Zola PoilsLu par Dup.

Le site de l'éditeur.

 

"Les poils mystérieux" est le sixième tome de la série parodique des "Aventures de Saint-Tin et son ami Lou", conçue par l'écrivain et éditeur Gordon Zola. C'est d'ailleurs bien lui qui signe ce roman, jusque dans ses moindres gags, tout en puisant quelques idées dans l'album "L'étoile mystérieuse" de Tintin. Celles-ci ont cependant été remises au goût du jour.

 

Ainsi, ce n'est plus une météorite qui génère de hautes températures sur Terre en début de récit, mais tout simplement le réchauffement climatique. L'auteur ose un lyrisme de pacotille, trop emphatique pour n'être pas parodique, afin de dramatiser une entrée en matière haletante, riche en points d'exclamation et de suspension.

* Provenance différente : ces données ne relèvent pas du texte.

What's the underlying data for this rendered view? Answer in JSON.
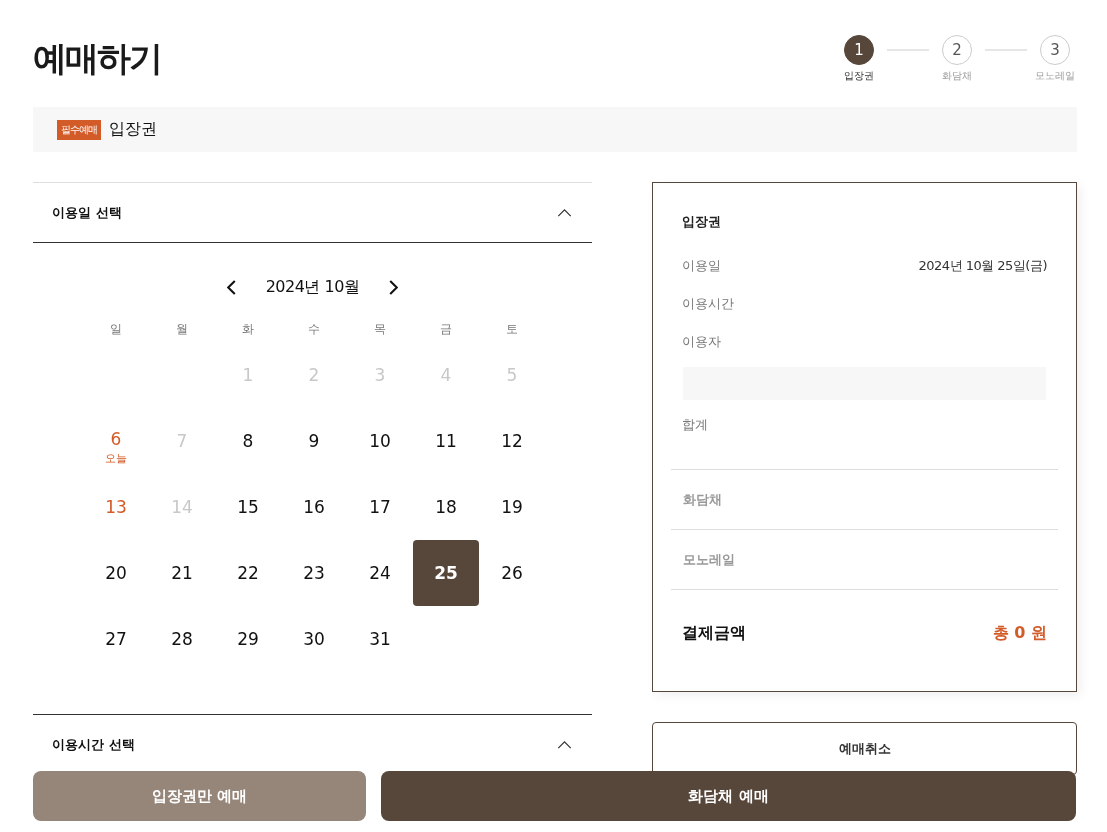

Déjà, les jeux de mots abondent, sans pour autant être envahissants: la lecture demeure fluide. Et le roman ne donnera guère d'explication sur ce réchauffement subit: son utilité n'excède pas celle d'un point de départ.

 

L'auteur sait ménager le contraste: ainsi, si le climat chauffe en début de roman, cette idée disparaît totalement dès lors que Saint-Tin et son équipe partent pour l'Arctique: le froid sera dès lors le lot des "Poils mystérieux", jusqu'au bout. Evidemment, cela donne lieu à des jeux de mots et à des gags en cascade.

 

Les références à l'album "L'Etoile mystérieuse" sont évidemment majoritaires, et l'action est assez largement traitée comme dans un livre de Tintin: il y a de l'aventure, un peu de bagarre, un animal de compagnie sentencieux et un Saint-Tin qui se montre presque abstinent. Si les références et allusions à l'ouvrage d'Hergé dominent et pourront faire sourire les tintinophiles (et elles se cachent partout, jusque dans l'onomastique, il faut être attentif ou astucieux pour ne rien manquer... Un petit regret? Les Fribourgeois n'y retrouveront pas Paul Cantonneau!), l'auteur ne manque pas de glisser des clins d'oeil à d'autres maîtres et monuments du gag, tels Franquin ("Gaffes, bévues et boulettes") ou "Les Tontons Flingueurs" ("éparpillés façon puzzle").

 

Enfin, l'auteur use d'une astuce classique, celle du McGuffin. Celle-ci fonctionne à fond dans "Les poils mystérieux": le lecteur est amené à tourner les pages vaille que vaille pour savoir, enfin, quelle est cette mystérieuse araignée qui terrifie les explorateurs polaires et fait avancer le professeur Margarine.

 

Quelques aspects éditoriaux, enfin: ce livre a deux titres, ce qui ne gâche rien: l'auteur assume pleinement le fait qu'au dos de ce roman, il est écrit "Les toiles mystérieuses", un titre tout aussi pertinent que l'autre. Et pour les collectionneurs, il existe une version à la couverture noire, censurée.

 

En définitive, le lecteur profite d'un ouvrage accrocheur et rigolo, court qui plus est. Autant de raisons pour dire qu'il constitue une pause sourire idéale entre deux lectures plus graves...

 

Gordon Zola, Les poils mystérieux, Paris, Le Léopard Masqué, 2009.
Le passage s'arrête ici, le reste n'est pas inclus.